De nombreuses études ont souligné les similarités entre les féodalités occidentales chrétiennes et la féodalité japonaise en particulier, et ceci dans les deux champs historiographiques franco-japonais1, en particulier dans les structures contractuelles entre seigneurs et vassaux qui s’échangent fiefs contre services.

Dans ce court article nous exposerons néanmoins en quoi la nature des deux systèmes féodaux est fondamentalement différente malgré des pratiques parfois approchantes.

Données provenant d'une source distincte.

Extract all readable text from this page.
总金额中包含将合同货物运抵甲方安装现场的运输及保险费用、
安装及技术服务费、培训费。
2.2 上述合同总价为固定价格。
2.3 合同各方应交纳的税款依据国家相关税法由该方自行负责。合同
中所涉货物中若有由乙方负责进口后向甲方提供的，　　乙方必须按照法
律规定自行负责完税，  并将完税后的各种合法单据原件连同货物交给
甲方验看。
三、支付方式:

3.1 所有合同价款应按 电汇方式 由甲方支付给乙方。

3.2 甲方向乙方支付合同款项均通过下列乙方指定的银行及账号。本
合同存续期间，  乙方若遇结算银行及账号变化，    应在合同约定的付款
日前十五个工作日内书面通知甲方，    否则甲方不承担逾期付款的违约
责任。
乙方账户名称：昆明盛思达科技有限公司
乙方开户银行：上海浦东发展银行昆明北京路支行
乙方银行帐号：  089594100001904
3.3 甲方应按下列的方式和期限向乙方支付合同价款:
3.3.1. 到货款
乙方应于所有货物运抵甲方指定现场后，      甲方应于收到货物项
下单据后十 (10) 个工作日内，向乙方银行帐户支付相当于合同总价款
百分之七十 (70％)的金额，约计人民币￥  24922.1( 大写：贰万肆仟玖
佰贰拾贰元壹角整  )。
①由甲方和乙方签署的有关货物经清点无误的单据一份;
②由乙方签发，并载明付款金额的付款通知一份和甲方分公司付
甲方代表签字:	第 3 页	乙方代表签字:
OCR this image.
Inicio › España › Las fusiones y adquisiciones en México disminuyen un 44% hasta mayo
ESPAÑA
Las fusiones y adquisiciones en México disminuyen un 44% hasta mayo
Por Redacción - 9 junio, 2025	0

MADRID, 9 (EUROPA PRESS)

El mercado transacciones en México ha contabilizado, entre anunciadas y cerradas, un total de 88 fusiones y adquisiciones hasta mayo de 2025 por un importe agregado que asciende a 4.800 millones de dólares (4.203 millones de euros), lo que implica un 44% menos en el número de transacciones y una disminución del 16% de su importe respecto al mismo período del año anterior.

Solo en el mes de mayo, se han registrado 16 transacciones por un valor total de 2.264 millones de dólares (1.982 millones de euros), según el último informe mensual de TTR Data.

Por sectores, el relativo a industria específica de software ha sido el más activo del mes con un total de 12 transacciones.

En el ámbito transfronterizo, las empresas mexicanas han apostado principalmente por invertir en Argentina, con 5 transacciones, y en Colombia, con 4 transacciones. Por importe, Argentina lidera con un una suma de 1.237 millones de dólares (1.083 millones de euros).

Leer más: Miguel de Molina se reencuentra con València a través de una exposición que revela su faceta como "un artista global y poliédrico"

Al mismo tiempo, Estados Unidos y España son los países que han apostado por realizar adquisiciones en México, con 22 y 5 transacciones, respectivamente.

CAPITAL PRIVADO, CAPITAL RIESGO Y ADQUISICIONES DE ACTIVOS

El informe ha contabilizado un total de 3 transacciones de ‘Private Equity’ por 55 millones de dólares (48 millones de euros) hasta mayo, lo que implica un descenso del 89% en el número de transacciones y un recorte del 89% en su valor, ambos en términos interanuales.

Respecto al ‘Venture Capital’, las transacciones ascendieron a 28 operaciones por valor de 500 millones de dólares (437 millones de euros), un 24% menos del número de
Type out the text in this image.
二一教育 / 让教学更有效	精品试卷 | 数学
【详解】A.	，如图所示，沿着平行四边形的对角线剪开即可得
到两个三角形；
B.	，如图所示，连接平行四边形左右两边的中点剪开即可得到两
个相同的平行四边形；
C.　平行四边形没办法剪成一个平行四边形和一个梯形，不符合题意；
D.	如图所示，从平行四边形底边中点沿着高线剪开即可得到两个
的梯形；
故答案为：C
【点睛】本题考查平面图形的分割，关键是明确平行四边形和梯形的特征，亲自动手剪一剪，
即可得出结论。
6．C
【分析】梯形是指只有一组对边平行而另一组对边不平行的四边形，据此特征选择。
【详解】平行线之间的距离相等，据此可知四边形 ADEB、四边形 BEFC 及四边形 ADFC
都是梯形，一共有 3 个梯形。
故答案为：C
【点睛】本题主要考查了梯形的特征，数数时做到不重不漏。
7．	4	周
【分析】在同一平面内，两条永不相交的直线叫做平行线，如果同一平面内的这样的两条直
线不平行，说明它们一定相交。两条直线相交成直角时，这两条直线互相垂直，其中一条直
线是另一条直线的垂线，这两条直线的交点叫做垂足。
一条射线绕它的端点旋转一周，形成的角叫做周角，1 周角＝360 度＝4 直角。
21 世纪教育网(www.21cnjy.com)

Disons tout de suite que cette différence de nature provient de l’existence ou non du principe chrétien de subsidiarité, comme nous dirions aujourd’hui, et de la christianisation ou non des institutions.

Le phénomène féodal a priori provient de l’émiettement du pouvoir public (empire romain en Occident, empire central au Japon) et de la prise de pouvoir des seigneurs, qui nouent, dans un contexte d’insécurité et de guerre, des liens de vassalité avec d’autres guerriers, avec un aspect contractuel d’échanges de service contre des terres.

La ressemblance s’arrête pourtant là, car la féodalité japonaise n’a pu s’approcher de la féodalité européenne que de façon disons fortuite et circonstancielle, du fait d’une situation de désordre institutionnel, et de perte de pouvoir publique extrême, mais les principes politique de centralisation n’ont jamais disparu.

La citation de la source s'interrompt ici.